As “crises” contemporâneas como pressupostos de uma crise verdadeira: insegurança internacional e violação de Direitos Humanos



Falar em crise mundial, no cenário em que vivemos hoje, exige cautela. Até a mais benevolente das tentativas de correlacionar crise com questões de violação de direitos e insegurança global pode esbarrar em uma questão preliminar e pertinente: o que devemos compreender como “crise”?

A partir dessa indagação, tornar-se-ia comum o uso das aspas. Para respondê-la, poderíamos remeter ao ideário de Marilena Chauí em “O que é ideologia”. A autora aduz que, na perspectiva marxista, a ideologia – em linhas gerais – representa um véu de encobrimento da realidade, um discurso criado para enegrecer e entorpecer o pensamento coletivo. Tornam-se verdades absolutas e irrefutáveis as verdades próprias de determinados grupos. A partir desse prisma, não seria absurdo dizermos que o próprio conceito de crise é, sim, ideológico.

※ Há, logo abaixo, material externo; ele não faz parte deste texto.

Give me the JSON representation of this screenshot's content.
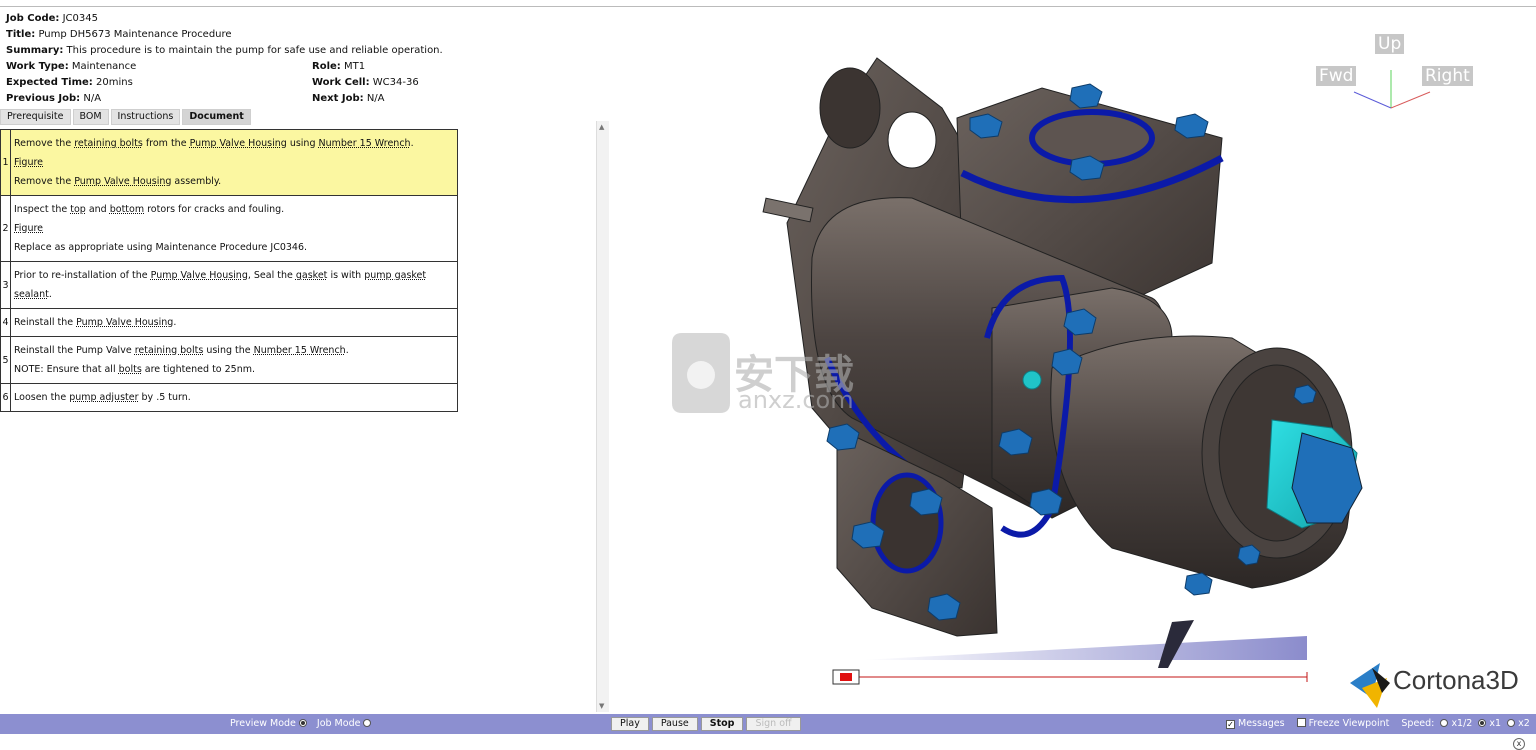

As “crises” circundam nossa rotina, proliferam-se nos noticiários e causam constantes e renovadas celeumas sociais. A crise econômica é, talvez, o mais axiomático exemplo: diz-se “crise” apenas no momento em que se desnudam os problemas do capitalismo financeiro. Elas aparecem como parte integrante de uma retórica que reflete o desespero do grande círculo empresarial e sugere que tudo antes estava na mais plena calmaria. De certo, nunca esteve.

Em face desse cenário, é curiosíssimo ver como essas “crises” declaradas são inigualavelmente impactantes.  Isto é, as verdadeiras crises sempre assolaram o mundo; os Direitos Humanos sempre foram pisoteados; a intolerância e a apetência pela barbárie só se exacerbaram e a igualdade e o respeito só diminuíram. Ora, mas isso praticamente não é divulgado. O mundo só se agita quando mídia, políticos e classes altas convergem acerca de um medo – que geralmente lhes é próprio e se aproxima do receio de mudança da ordem constituída. Um ótimo exemplo que flagra os dias atuais é o sinal de colapso do neoliberalismo. Ele mesmo, que há pouco surgiu como o paladino do capitalismo, dá sinais de padecimento. Os governos saem de sua inércia e injetam bilhões em seus bancos. Mas, acalmem-se, esperançosos, o altruísmo governista acaba por aí, não se estende a áreas sociais.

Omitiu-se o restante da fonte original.